Further in the exchange:
(ECF No. 268-27 (Exh. 17) at 14-15).
- HERRERA: We’re just really surprised that virtually–hardly any third-party communications have been produced.
- O’LEARY: Everything’s been produced.
- HERRERA: Did your client conduct an ESI search for communication[s]?
- O’LEARY: Everything has been produced.
- HERRERA: Well, that’s not really my question.
- O’LEARY: That’s my response, though. We produced everything when we did that by checking computers.
- HERRERA: I’d like to understand the methodology you did conduct.
- O’LEARY: I didn’t conduct the ESI search, so I don’t know the methodology. They were told to look for documents on their computer. They did so and we produced them. *** [T]hey obviously conducted the search and produced what they had.
Citing the new California State Bar eDiscovery ethics opinion (HERE), the court explained that counsel fell far short of its duty to supervise others who are involved in the document collection, review and production process, and that these activities are “non-delegable” and counsel must maintain overall responsibility for the work performed at all times. Signing a certification is more than a formality and indicates a level of responsibility that must be maintained.

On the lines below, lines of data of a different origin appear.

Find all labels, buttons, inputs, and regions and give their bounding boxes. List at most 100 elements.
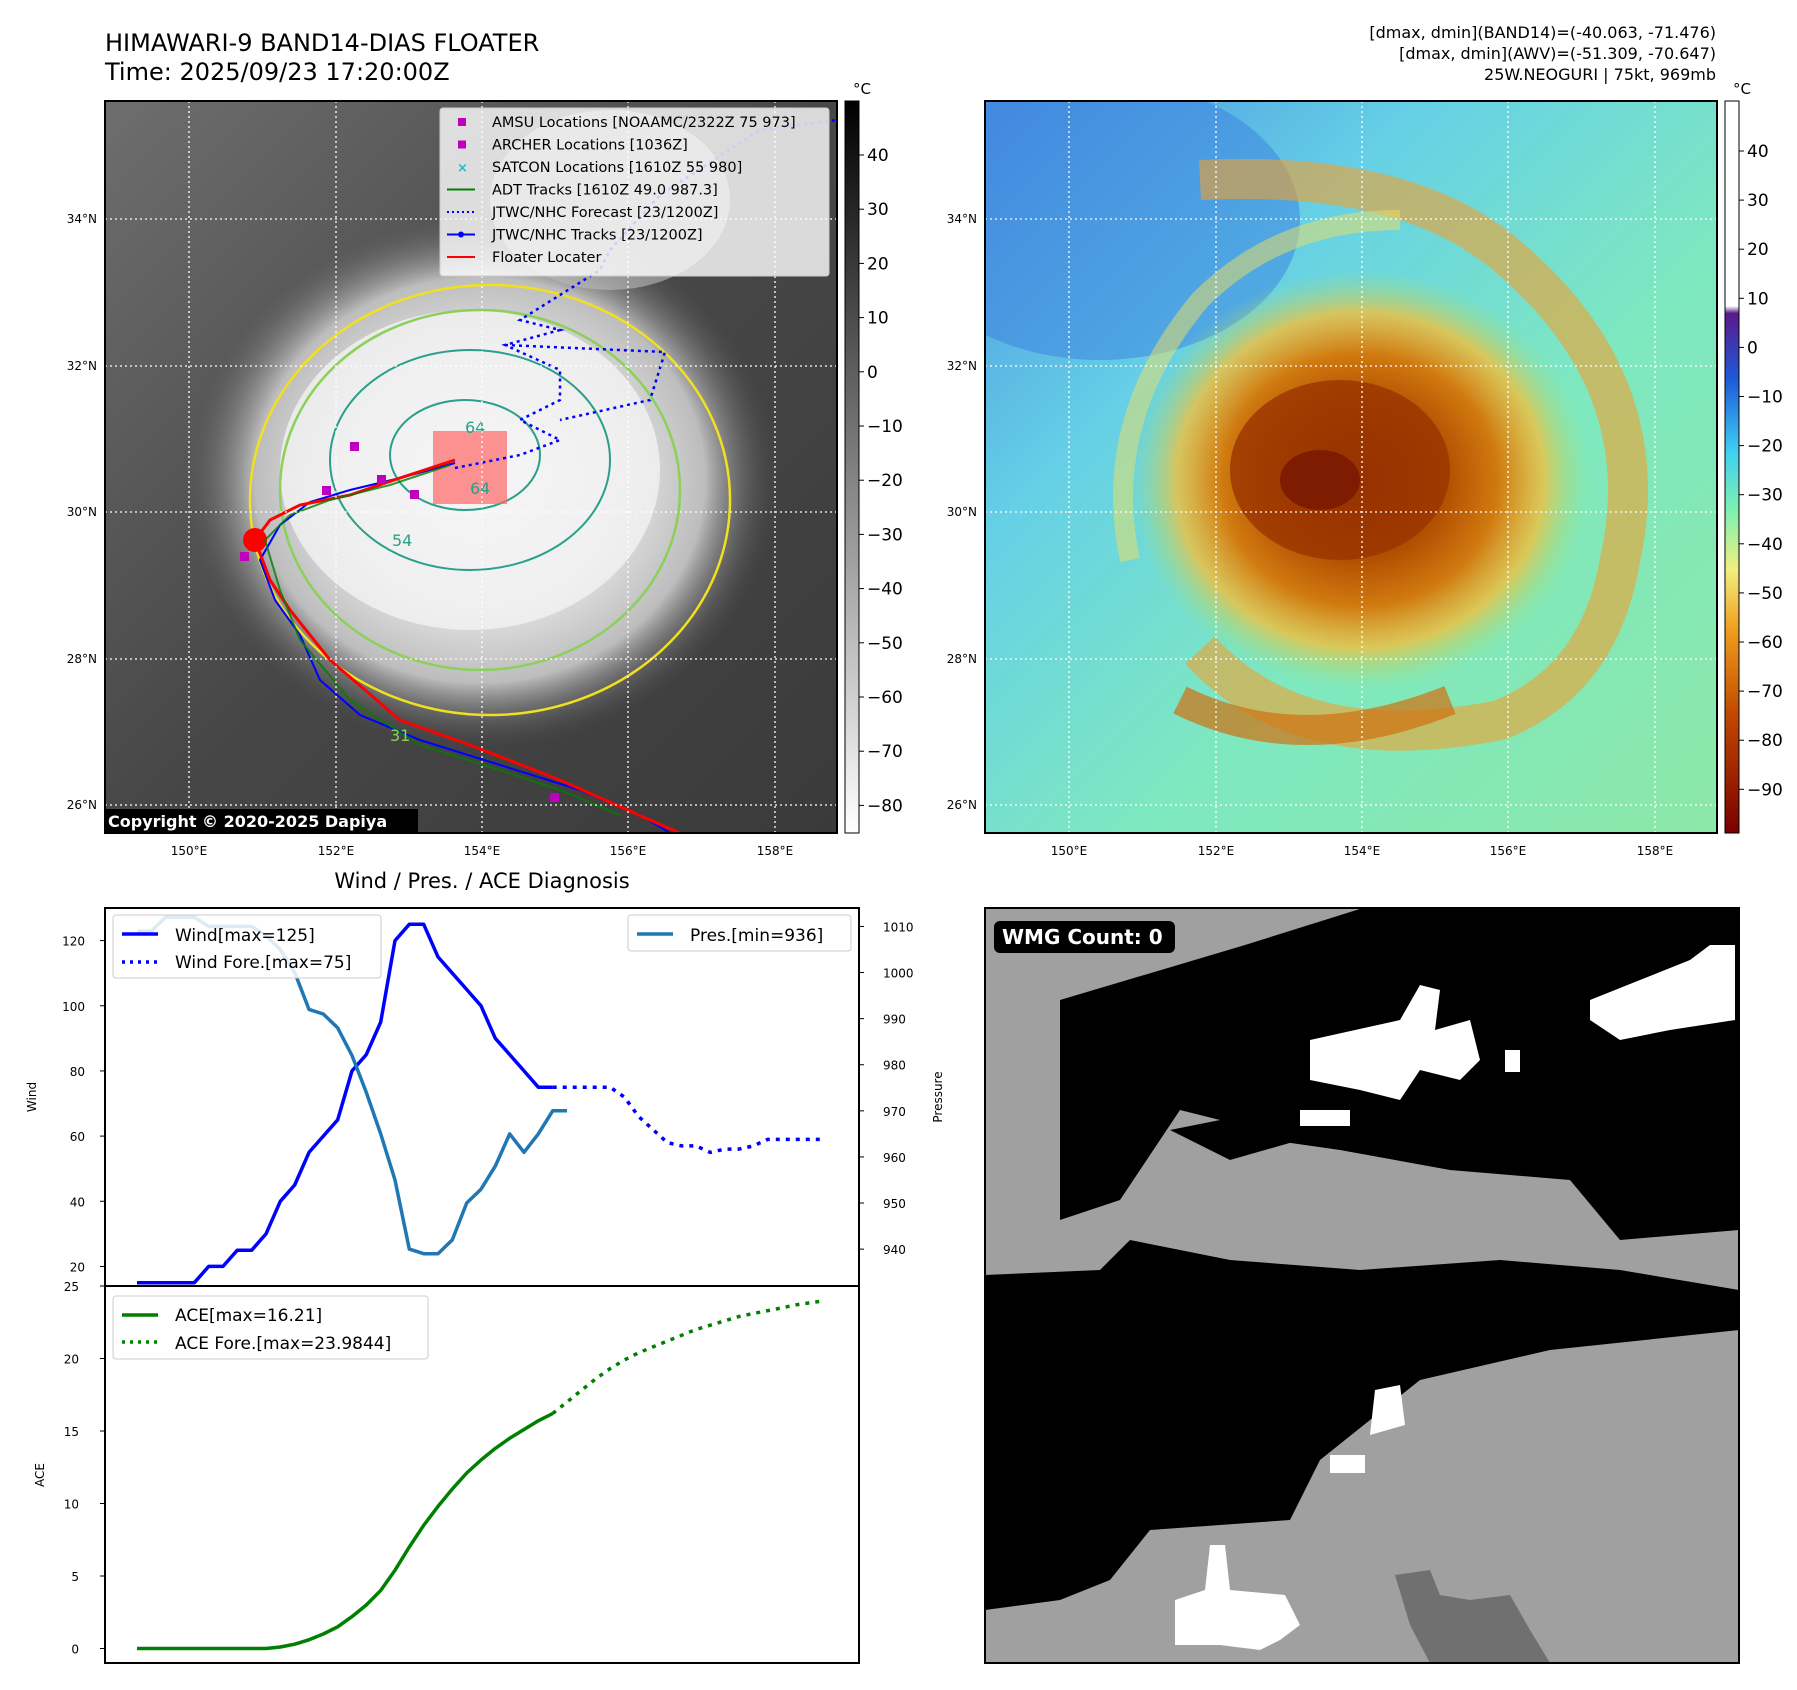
legend-entry: AMSU Locations [NOAAMC/2322Z 75 973] (458, 115, 796, 131)
ir-lat-labels: 34°N 32°N 30°N 28°N 26°N (67, 212, 97, 812)
y-tick-label: 0 (71, 1643, 79, 1657)
colorbar-tick-label: 10 (867, 309, 889, 329)
y-tick-label: 20 (64, 1353, 79, 1367)
ir-lon-labels: 150°E 152°E 154°E 156°E 158°E (171, 844, 794, 858)
ace-legend: ACE[max=16.21] ACE Fore.[max=23.9844] (112, 1295, 429, 1360)
lon-label: 154°E (1344, 844, 1381, 858)
y-tick-label: 80 (70, 1065, 85, 1079)
ir-colorbar-unit: °C (853, 80, 871, 98)
ir-colorbar-ticks: 40 30 20 10 0 −10 −20 −30 −40 −50 −60 −70 −80 (859, 146, 903, 816)
colorbar-tick-label: 20 (867, 254, 889, 274)
lon-label: 150°E (171, 844, 208, 858)
copyright: Copyright © 2020-2025 Dapiya (108, 812, 387, 831)
lat-label: 34°N (67, 212, 97, 226)
colorbar-tick-label: −30 (1747, 486, 1783, 506)
ir-panel: 64 54 64 31 Copyright © 2020-2025 Dapiya… (67, 80, 903, 858)
colorbar-tick-label: −60 (1747, 633, 1783, 653)
series-line (552, 1085, 825, 1155)
mask-darkgray-region (1395, 1570, 1550, 1663)
lon-label: 158°E (757, 844, 794, 858)
colorbar-tick-label: −70 (1747, 682, 1783, 702)
legend-marker (458, 140, 466, 149)
y-tick-label: 20 (70, 1260, 85, 1274)
colorbar-tick-label: −40 (867, 580, 903, 600)
forecast-track (454, 118, 837, 470)
legend-label: ADT Tracks [1610Z 49.0 987.3] (492, 183, 718, 199)
legend-marker (458, 118, 466, 126)
wv-colorbar-unit: °C (1733, 80, 1751, 98)
wv-colorbar (1724, 100, 1740, 834)
contour-label: 64 (465, 418, 485, 437)
wind-pressure-chart: 120 100 80 60 40 20 1010 1000 990 980 970 960 950 940… (25, 907, 945, 1287)
colorbar-tick-label: −10 (867, 417, 903, 437)
legend-label: JTWC/NHC Tracks [23/1200Z] (491, 228, 703, 244)
legend-entry: ARCHER Locations [1036Z] (458, 138, 688, 154)
legend-ace-forecast: ACE Fore.[max=23.9844] (175, 1334, 391, 1354)
pressure-axis-label: Pressure (931, 1071, 945, 1122)
contour-label: 64 (470, 479, 490, 498)
ace-chart: 25 20 15 10 5 0 ACE ACE[max=16.21] ACE Fore.[… (33, 1280, 860, 1664)
mask-white-region (1310, 985, 1480, 1100)
wv-colorbar-ticks: 40 30 20 10 0 −10 −20 −30 −40 −50 −60 −70 −80 −90 (1739, 142, 1783, 800)
legend-label: JTWC/NHC Forecast [23/1200Z] (491, 205, 718, 221)
legend-pressure: Pres.[min=936] (690, 926, 823, 946)
colorbar-tick-label: −20 (867, 471, 903, 491)
colorbar-tick-label: −30 (867, 525, 903, 545)
lon-label: 154°E (464, 844, 501, 858)
lon-label: 156°E (1490, 844, 1527, 858)
mask-white-region (1590, 945, 1735, 1040)
lon-label: 150°E (1051, 844, 1088, 858)
figure-title: HIMAWARI-9 BAND14-DIAS FLOATER (105, 29, 539, 57)
legend-wind-forecast: Wind Fore.[max=75] (175, 953, 351, 973)
wmg-mask-panel: WMG Count: 0 (984, 907, 1740, 1664)
colorbar-tick-label: −40 (1747, 535, 1783, 555)
wmg-count-badge: WMG Count: 0 (1002, 925, 1163, 949)
legend-ace: ACE[max=16.21] (175, 1306, 322, 1326)
legend-entry: JTWC/NHC Tracks [23/1200Z] (447, 228, 703, 244)
colorbar-tick-label: −70 (867, 742, 903, 762)
colorbar-tick-label: −90 (1747, 780, 1783, 800)
wv-lat-labels: 34°N 32°N 30°N 28°N 26°N (947, 212, 977, 812)
storm-info: 25W.NEOGURI | 75kt, 969mb (1484, 65, 1716, 84)
legend-label: ARCHER Locations [1036Z] (492, 138, 688, 154)
lat-label: 30°N (67, 505, 97, 519)
y2-tick-label: 1000 (883, 967, 914, 981)
lon-label: 158°E (1637, 844, 1674, 858)
y2-tick-label: 970 (883, 1105, 906, 1119)
legend-label: SATCON Locations [1610Z 55 980] (492, 160, 742, 176)
wv-panel: 34°N 32°N 30°N 28°N 26°N 150°E 152°E 154… (947, 80, 1783, 858)
legend-wind: Wind[max=125] (175, 926, 315, 946)
dmax-band14: [dmax, dmin](BAND14)=(-40.063, -71.476) (1369, 23, 1716, 42)
y2-tick-label: 980 (883, 1059, 906, 1073)
ir-legend: AMSU Locations [NOAAMC/2322Z 75 973] ARCH… (439, 107, 830, 277)
lat-label: 28°N (947, 652, 977, 666)
series-line (551, 1298, 826, 1415)
y-tick-label: 10 (64, 1498, 79, 1512)
y-tick-label: 5 (71, 1570, 79, 1584)
colorbar-tick-label: −80 (1747, 731, 1783, 751)
colorbar-tick-label: 10 (1747, 289, 1769, 309)
legend-entry: JTWC/NHC Forecast [23/1200Z] (447, 205, 718, 221)
y2-tick-label: 960 (883, 1151, 906, 1165)
diagnosis-title: Wind / Pres. / ACE Diagnosis (334, 869, 629, 893)
colorbar-tick-label: −80 (867, 796, 903, 816)
y2-tick-label: 1010 (883, 920, 914, 934)
y-tick-label: 25 (64, 1280, 79, 1294)
lat-label: 26°N (67, 798, 97, 812)
colorbar-tick-label: −60 (867, 688, 903, 708)
y-tick-label: 15 (64, 1425, 79, 1439)
colorbar-tick-label: −10 (1747, 388, 1783, 408)
figure-time: Time: 2025/09/23 17:20:00Z (104, 58, 450, 86)
legend-entry: × SATCON Locations [1610Z 55 980] (457, 160, 742, 176)
dmax-awv: [dmax, dmin](AWV)=(-51.309, -70.647) (1399, 44, 1716, 63)
legend-marker: × (457, 161, 468, 176)
lat-label: 32°N (67, 359, 97, 373)
lon-label: 152°E (318, 844, 355, 858)
mask-white-region (1175, 1545, 1300, 1650)
lat-label: 28°N (67, 652, 97, 666)
colorbar-tick-label: 0 (867, 363, 878, 383)
jtwc-track (258, 462, 671, 833)
colorbar-tick-label: −50 (1747, 584, 1783, 604)
lat-label: 32°N (947, 359, 977, 373)
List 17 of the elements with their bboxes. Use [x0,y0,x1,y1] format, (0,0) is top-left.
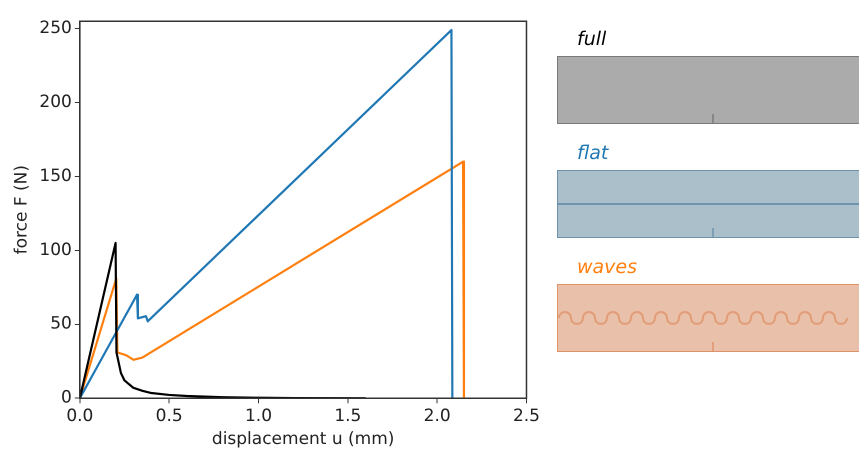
x-axis-title: displacement u (mm) [212,429,394,450]
text: waves [577,255,638,280]
text: flat [577,141,610,166]
y-tick-label: 100 [39,240,72,260]
y-axis-title: force F (N) [12,165,32,254]
y-tick-label: 0 [61,388,72,408]
y-tick-label: 250 [39,18,72,38]
x-tick-label: 2.0 [424,406,451,426]
x-tick-label: 2.5 [512,406,540,426]
text: full [577,27,608,52]
x-tick-label: 1.0 [244,406,272,426]
x-tick-label: 0.5 [156,406,183,426]
y-tick-label: 200 [39,92,72,112]
x-tick-label: 1.5 [334,406,362,426]
y-tick-label: 50 [50,314,72,334]
x-tick-label: 0.0 [66,406,94,426]
y-tick-label: 150 [39,166,72,186]
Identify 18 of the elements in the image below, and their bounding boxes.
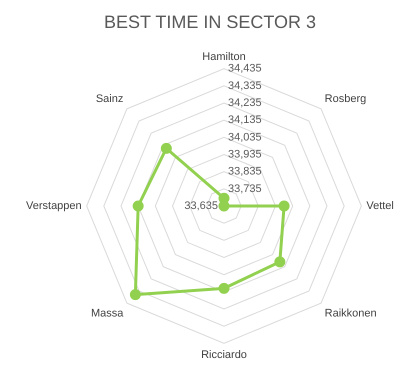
spoke-label: Massa xyxy=(90,307,124,320)
spoke-label: Raikkonen xyxy=(324,307,377,320)
spoke-label: Rosberg xyxy=(324,92,366,105)
y-tick-label: 34,135 xyxy=(228,114,262,126)
spoke-label: Ricciardo xyxy=(201,348,247,361)
y-tick-label: 34,335 xyxy=(228,80,262,92)
y-tick-label: 34,235 xyxy=(228,97,262,110)
spoke-label: Hamilton xyxy=(202,51,246,64)
y-tick-label: 33,935 xyxy=(228,148,262,161)
y-tick-label: 33,635 xyxy=(184,200,218,212)
spoke-label: Verstappen xyxy=(26,200,82,212)
y-tick-label: 33,835 xyxy=(228,166,262,178)
spoke-label: Vettel xyxy=(366,200,394,212)
y-tick-label: 34,035 xyxy=(228,131,262,144)
y-tick-label: 34,435 xyxy=(228,62,262,75)
spoke-label: Sainz xyxy=(96,92,124,105)
chart-title: BEST TIME IN SECTOR 3 xyxy=(104,12,316,32)
y-tick-label: 33,735 xyxy=(228,182,262,195)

This ruling demonstrates two important eDiscovery lessons for attorneys. It demonstrates why lawyers need to understand the steps needed to search, preserve and produce ESI and at the same time provides some instruction on how counsel should approach these issues. Specifically, when encountering preservation responsibilities, the ruling indicates that it is a lawyer’s responsibility to “become familiar with their clients’ information systems and digital data . . . to address [preservation issues].” Obtaining this knowledge will lead attorneys to be able to properly advise their clients on the duty and methods of preserving evidence. Further the case highlights the importance of instituting an effective and defensible workflow for the entire document review process. And finally, attorneys should use available technology and quality control procedures to make sure that the new standards of relevance and proportionality required under FRCP 26 are met. Using this case as a road map of procedures should be the goal of all attorneys involved in gathering eDiscovery material on behalf of clients.